Sementara itu riwayat pendidikan baik formal dan nonformal yang telah ditempuhnya sebagai berikut:
A. Pendidikan Formal:
1. SD Negeri Cianjur 1965
2. SMP Negeri Cianjur 1968
3. SMA Negeri (Paspal) Cianjur 1971
4. APDN Bandung 1977
5. Institut Ilmu Pemerintahan Depdagri Jakarta 1985
6. Program MM STIE-IPWI Jakarta 1998

B. Diklat Struktural:
1. SUSPIMPEMDAGRI Ang. I Secapa AD Bandung 1989
2. SPADYA Diklat Propinsi Jawa Barat – Bandung 1994
3. SPAMEN LAN-RI Jakarta 2002

C. Diklat-diklat lain:
1. Penataran Norma Pemeriksaan Bagi Petugas Itwil Kab Cianjur
2. Penataran Pemantapan UDKP
3. Pelatihan Pelembagaan Pemantauan Wilayah
4. Diklat Reinverting Government management
5. Manajemen Sektor Ekonomi Strategis
6. Penyegaran Ketenagakerjaan LK Tripartit

Dengan berbekal ilmu pengetahuan yang dimilikinya tidak heran jika Drs.

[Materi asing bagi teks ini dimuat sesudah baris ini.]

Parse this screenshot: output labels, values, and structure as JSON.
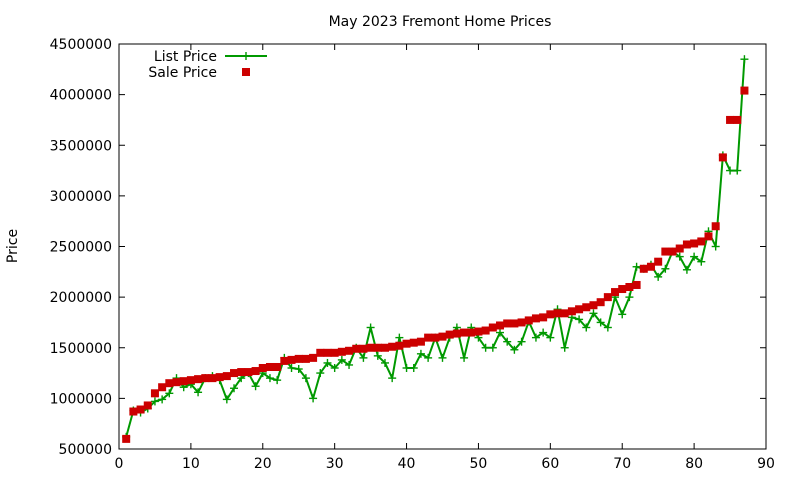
{
  "chart_data": {
    "type": "line",
    "title": "May 2023 Fremont Home Prices",
    "xlabel": "",
    "ylabel": "Price",
    "xlim": [
      0,
      90
    ],
    "ylim": [
      500000,
      4500000
    ],
    "xticks": [
      0,
      10,
      20,
      30,
      40,
      50,
      60,
      70,
      80,
      90
    ],
    "yticks": [
      500000,
      1000000,
      1500000,
      2000000,
      2500000,
      3000000,
      3500000,
      4000000,
      4500000
    ],
    "grid": false,
    "legend_position": "top-left",
    "series": [
      {
        "name": "List Price",
        "style": "line-points",
        "color": "#009900",
        "x": [
          1,
          2,
          3,
          4,
          5,
          6,
          7,
          8,
          9,
          10,
          11,
          12,
          13,
          14,
          15,
          16,
          17,
          18,
          19,
          20,
          21,
          22,
          23,
          24,
          25,
          26,
          27,
          28,
          29,
          30,
          31,
          32,
          33,
          34,
          35,
          36,
          37,
          38,
          39,
          40,
          41,
          42,
          43,
          44,
          45,
          46,
          47,
          48,
          49,
          50,
          51,
          52,
          53,
          54,
          55,
          56,
          57,
          58,
          59,
          60,
          61,
          62,
          63,
          64,
          65,
          66,
          67,
          68,
          69,
          70,
          71,
          72,
          73,
          74,
          75,
          76,
          77,
          78,
          79,
          80,
          81,
          82,
          83,
          84,
          85,
          86,
          87
        ],
        "y": [
          620000,
          880000,
          860000,
          900000,
          970000,
          990000,
          1050000,
          1200000,
          1110000,
          1140000,
          1060000,
          1200000,
          1220000,
          1180000,
          990000,
          1100000,
          1200000,
          1250000,
          1120000,
          1250000,
          1200000,
          1180000,
          1400000,
          1300000,
          1290000,
          1200000,
          1000000,
          1250000,
          1350000,
          1300000,
          1380000,
          1330000,
          1500000,
          1400000,
          1700000,
          1420000,
          1350000,
          1200000,
          1600000,
          1300000,
          1300000,
          1440000,
          1400000,
          1600000,
          1400000,
          1600000,
          1700000,
          1400000,
          1700000,
          1600000,
          1500000,
          1500000,
          1650000,
          1560000,
          1480000,
          1560000,
          1760000,
          1600000,
          1650000,
          1600000,
          1880000,
          1500000,
          1800000,
          1780000,
          1700000,
          1840000,
          1750000,
          1700000,
          2000000,
          1830000,
          2000000,
          2300000,
          2280000,
          2320000,
          2200000,
          2280000,
          2450000,
          2400000,
          2270000,
          2400000,
          2350000,
          2650000,
          2500000,
          3400000,
          3250000,
          3250000,
          4350000
        ]
      },
      {
        "name": "Sale Price",
        "style": "points",
        "color": "#cc0000",
        "x": [
          1,
          2,
          3,
          4,
          5,
          6,
          7,
          8,
          9,
          10,
          11,
          12,
          13,
          14,
          15,
          16,
          17,
          18,
          19,
          20,
          21,
          22,
          23,
          24,
          25,
          26,
          27,
          28,
          29,
          30,
          31,
          32,
          33,
          34,
          35,
          36,
          37,
          38,
          39,
          40,
          41,
          42,
          43,
          44,
          45,
          46,
          47,
          48,
          49,
          50,
          51,
          52,
          53,
          54,
          55,
          56,
          57,
          58,
          59,
          60,
          61,
          62,
          63,
          64,
          65,
          66,
          67,
          68,
          69,
          70,
          71,
          72,
          73,
          74,
          75,
          76,
          77,
          78,
          79,
          80,
          81,
          82,
          83,
          84,
          85,
          86,
          87
        ],
        "y": [
          600000,
          870000,
          890000,
          930000,
          1050000,
          1110000,
          1150000,
          1160000,
          1170000,
          1180000,
          1190000,
          1200000,
          1200000,
          1210000,
          1220000,
          1250000,
          1260000,
          1260000,
          1270000,
          1300000,
          1310000,
          1310000,
          1370000,
          1380000,
          1390000,
          1390000,
          1400000,
          1450000,
          1450000,
          1450000,
          1460000,
          1470000,
          1490000,
          1490000,
          1500000,
          1500000,
          1500000,
          1510000,
          1520000,
          1540000,
          1550000,
          1560000,
          1600000,
          1600000,
          1610000,
          1630000,
          1640000,
          1650000,
          1650000,
          1660000,
          1670000,
          1700000,
          1720000,
          1740000,
          1740000,
          1750000,
          1770000,
          1790000,
          1800000,
          1830000,
          1840000,
          1840000,
          1860000,
          1880000,
          1900000,
          1920000,
          1950000,
          2000000,
          2050000,
          2080000,
          2100000,
          2120000,
          2280000,
          2300000,
          2350000,
          2450000,
          2450000,
          2480000,
          2520000,
          2530000,
          2550000,
          2600000,
          2700000,
          3380000,
          3750000,
          3750000,
          4040000
        ]
      }
    ]
  }
}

H.Tjetjep Muchtar Soleh MM, ikut aktif dalam organisasi-organisasi seperti :
1. ICMI Cianjur (Wakil Ketua)
2. PMI Cianjur (Wakil Ketua)
3. IPHI Cianjur (Wakil Ketua)
4. Dewan Mesjid Indonesia Cianjur (Penasehat)
5. MUI Cianjur (Wakil Ketua Bidang Organisasi)
6. BAZIS Cianjur (Wakil Ketua)
7. Yayasan Kanker Indonesia (Wakil Ketua)
8. Yayasan Rereongan Bersemi (Wakil Ketua)

Berbagai aktifitasnya yang begitu padat menunjukkan kepiawaian beliau sehingga, tidak heran jika beliau meraih penghargaan “Medali Perjuangan ‘45” pada tahun 1990.